How can I get my children back to school?
Enroll them where you are staying. Your children have a legal right to go to school in Texas after a disaster. If they can’t go to their usual school, you have the right to enroll your children in the school district where you are living. Contact the school district and tell them you have children you want to enroll in school because of the disaster.
Learn more about School Rights for displaced children.
Why should I enroll my children in school?
Going to school is good for most children who have survived a disaster.
- It helps children keep up with their school work.
- School gives children a much needed normal routine.
- School gives parents a break and allows them time to do the things they need to do to help the family recover from the disaster.
- School can help to feed eligible children through the breakfast and lunch programs.
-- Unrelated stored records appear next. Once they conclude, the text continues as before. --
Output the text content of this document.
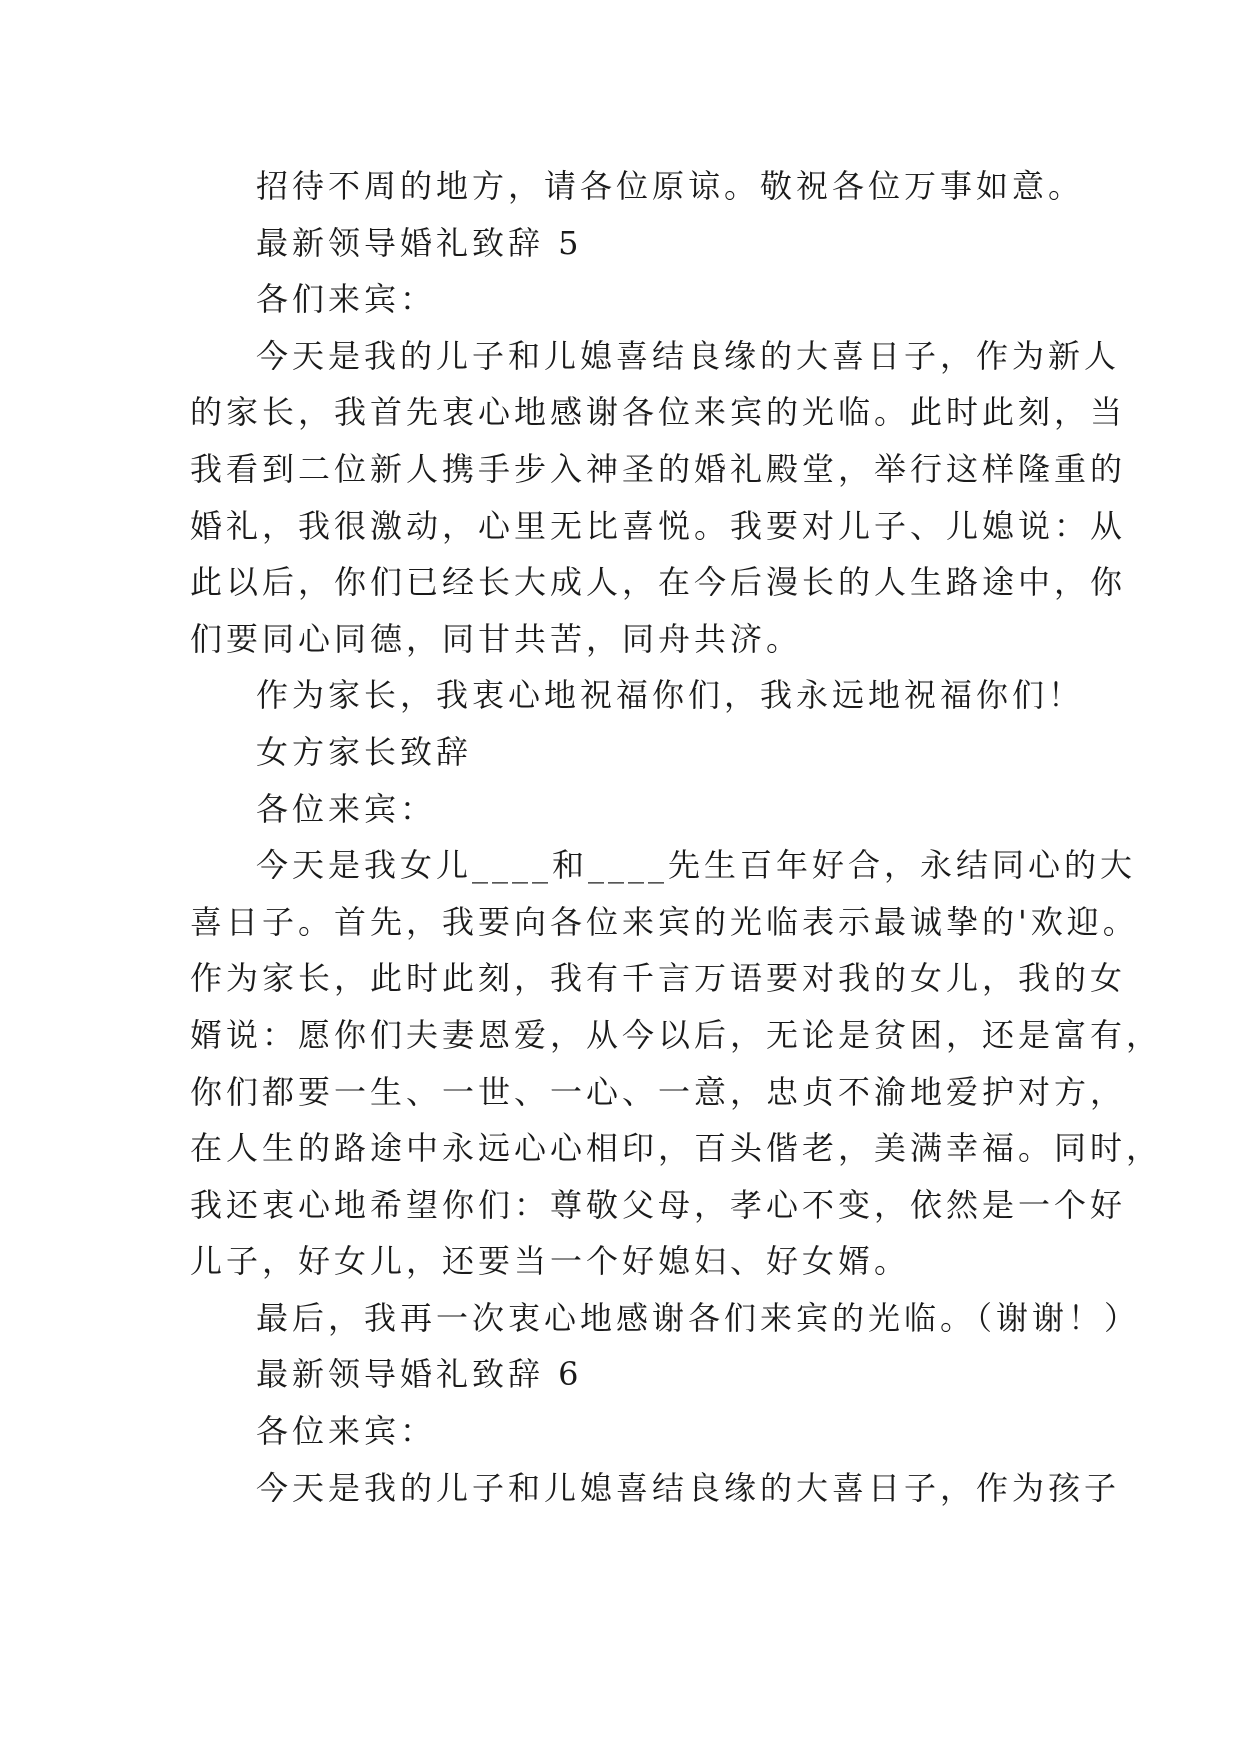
招待不周的地方，请各位原谅。敬祝各位万事如意。
最新领导婚礼致辞 5
各们来宾：
今天是我的儿子和儿媳喜结良缘的大喜日子，作为新人
的家长，我首先衷心地感谢各位来宾的光临。此时此刻，当
我看到二位新人携手步入神圣的婚礼殿堂，举行这样隆重的
婚礼，我很激动，心里无比喜悦。我要对儿子、儿媳说：从
此以后，你们已经长大成人，在今后漫长的人生路途中，你
们要同心同德，同甘共苦，同舟共济。
作为家长，我衷心地祝福你们，我永远地祝福你们！
女方家长致辞
各位来宾：
今天是我女儿____和____先生百年好合，永结同心的大
喜日子。首先，我要向各位来宾的光临表示最诚挚的'欢迎。
作为家长，此时此刻，我有千言万语要对我的女儿，我的女
婿说：愿你们夫妻恩爱，从今以后，无论是贫困，还是富有，
你们都要一生、一世、一心、一意，忠贞不渝地爱护对方，
在人生的路途中永远心心相印，百头偕老，美满幸福。同时，
我还衷心地希望你们：尊敬父母，孝心不变，依然是一个好
儿子，好女儿，还要当一个好媳妇、好女婿。
最后，我再一次衷心地感谢各们来宾的光临。（谢谢！）
最新领导婚礼致辞 6
各位来宾：
今天是我的儿子和儿媳喜结良缘的大喜日子，作为孩子
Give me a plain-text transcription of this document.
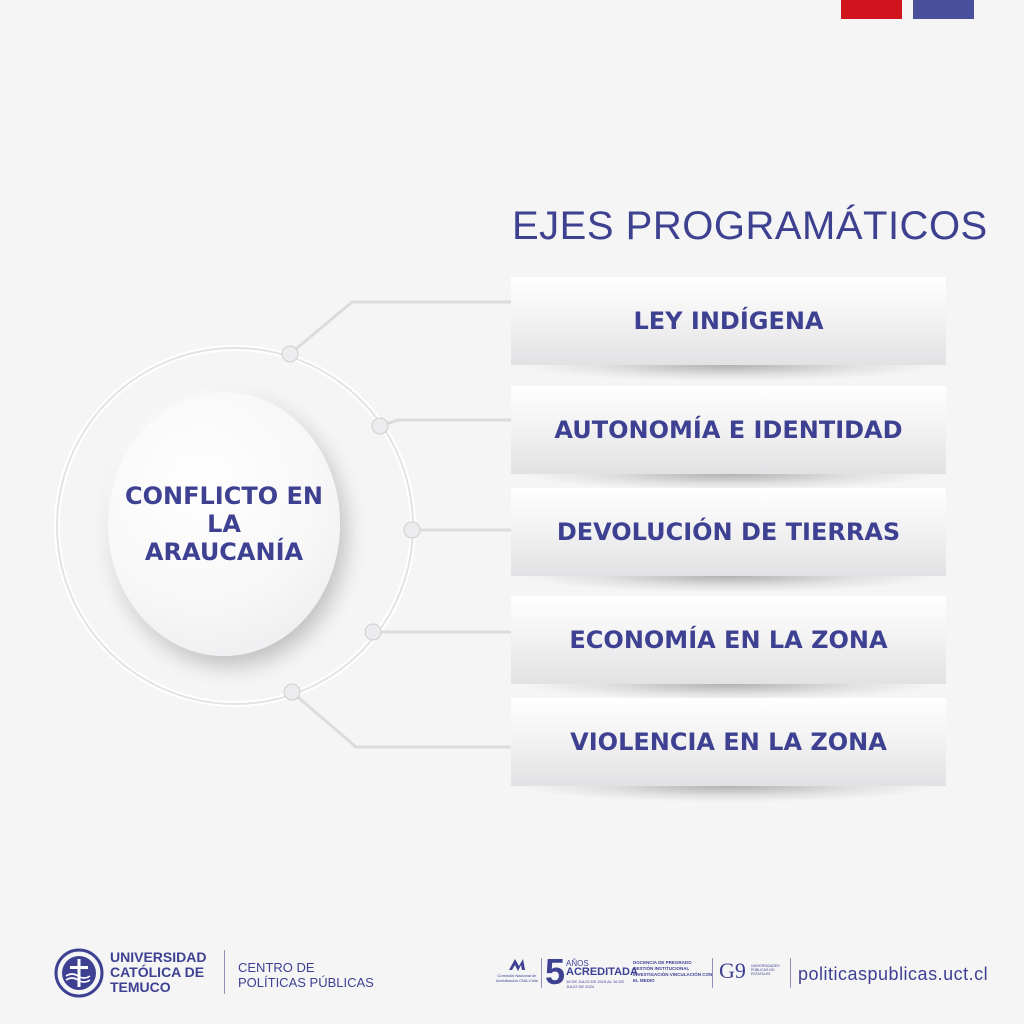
EJES PROGRAMÁTICOS
CONFLICTO EN LA ARAUCANÍA
LEY INDÍGENA
AUTONOMÍA E IDENTIDAD
DEVOLUCIÓN DE TIERRAS
ECONOMÍA EN LA ZONA
VIOLENCIA EN LA ZONA
UNIVERSIDAD CATÓLICA DE TEMUCO
CENTRO DE POLÍTICAS PÚBLICAS	Comisión Nacional de Acreditación CNA-Chile 5 AÑOS
ACREDITADA
16 DE JULIO DE 2019 AL 16 DE JULIO DE 2024
DOCENCIA DE PREGRADO GESTIÓN INSTITUCIONAL INVESTIGACIÓN VINCULACIÓN CON EL MEDIO	G9 UNIVERSIDADES PÚBLICAS NO ESTATALES	politicaspublicas.uct.cl
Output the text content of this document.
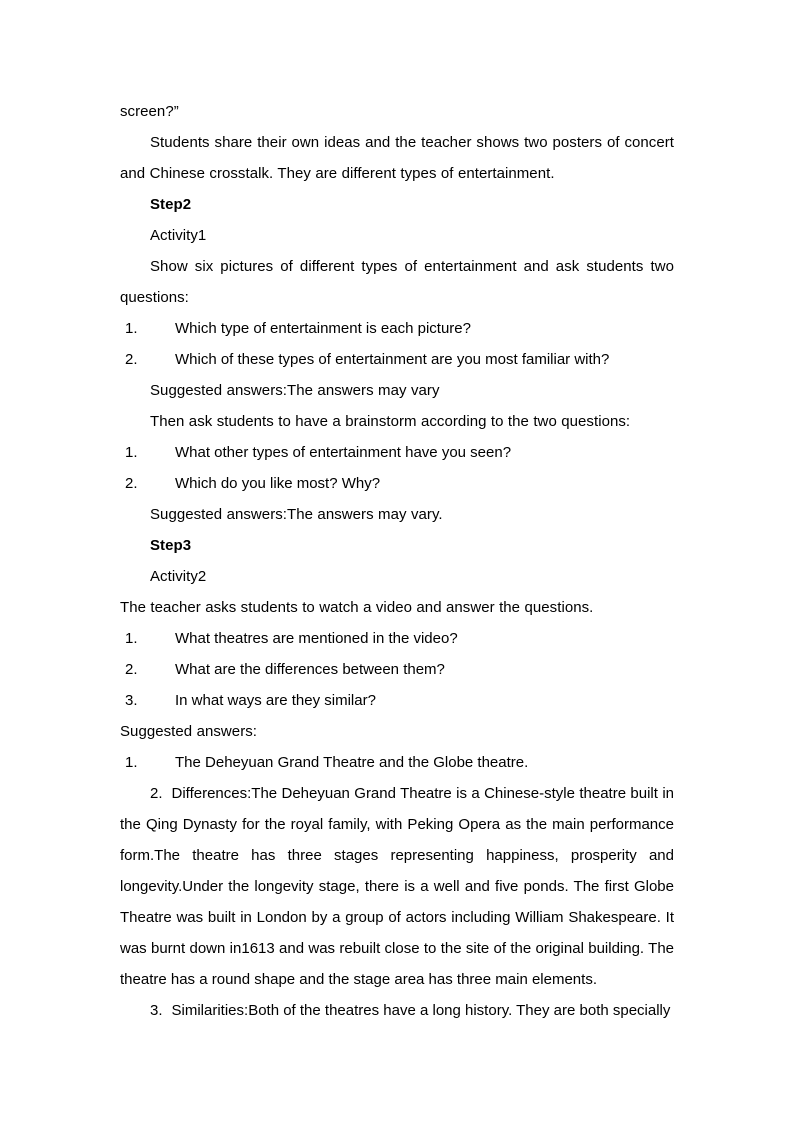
screen?”

Students share their own ideas and the teacher shows two posters of concert and Chinese crosstalk. They are different types of entertainment.

Step2

Activity1

Show six pictures of different types of entertainment and ask students two questions:

1. Which type of entertainment is each picture?

2. Which of these types of entertainment are you most familiar with?

Suggested answers:The answers may vary

Then ask students to have a brainstorm according to the two questions:

1. What other types of entertainment have you seen?

2. Which do you like most? Why?

Suggested answers:The answers may vary.

Step3

Activity2

The teacher asks students to watch a video and answer the questions.

1. What theatres are mentioned in the video?

2. What are the differences between them?

3. In what ways are they similar?

Suggested answers:

1. The Deheyuan Grand Theatre and the Globe theatre.

2. Differences:The Deheyuan Grand Theatre is a Chinese-style theatre built in the Qing Dynasty for the royal family, with Peking Opera as the main performance form.The theatre has three stages representing happiness, prosperity and longevity.Under the longevity stage, there is a well and five ponds. The first Globe Theatre was built in London by a group of actors including William Shakespeare. It was burnt down in1613 and was rebuilt close to the site of the original building. The theatre has a round shape and the stage area has three main elements.

3. Similarities:Both of the theatres have a long history. They are both specially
Can my children go to school if we are living in a shelter?
Yes. It does not matter where you live – your children have a right to go to school. You can be living in a shelter, tent, trailer, hotel, motel, campground, in your car, a park with friends or relatives – your children have the legal right to go to school.
What papers do my children need to go back to school?
Very little. Typically you will not need proof that you live in the area, old school records or shot records. Your children will be enrolled for 30 days without the usual paper work. That time will probably be extended if you cannot get home or get the papers at the end of 30 days.
Will my children get to ride the bus?
Probably. Children who have survived a disaster and are enrolling in school have all the same legal rights as any other children going to school. If children living near where you are living are riding the bus, your children will probably get to ride the bus, too.
What about my child who has disabilities?
You have the legal right to enroll your child in school and your child has the legal right to get needed special services. Federal law protects children who have disabilities.
- Even if you do not have paper work about your child, like the “Individualized Education Plan” that the child’s old school did, you still have the right to enroll your child and your child has the right to special services.
- You should tell the new school what your child’s special needs are. The school must work with you to provide the special services your child needs.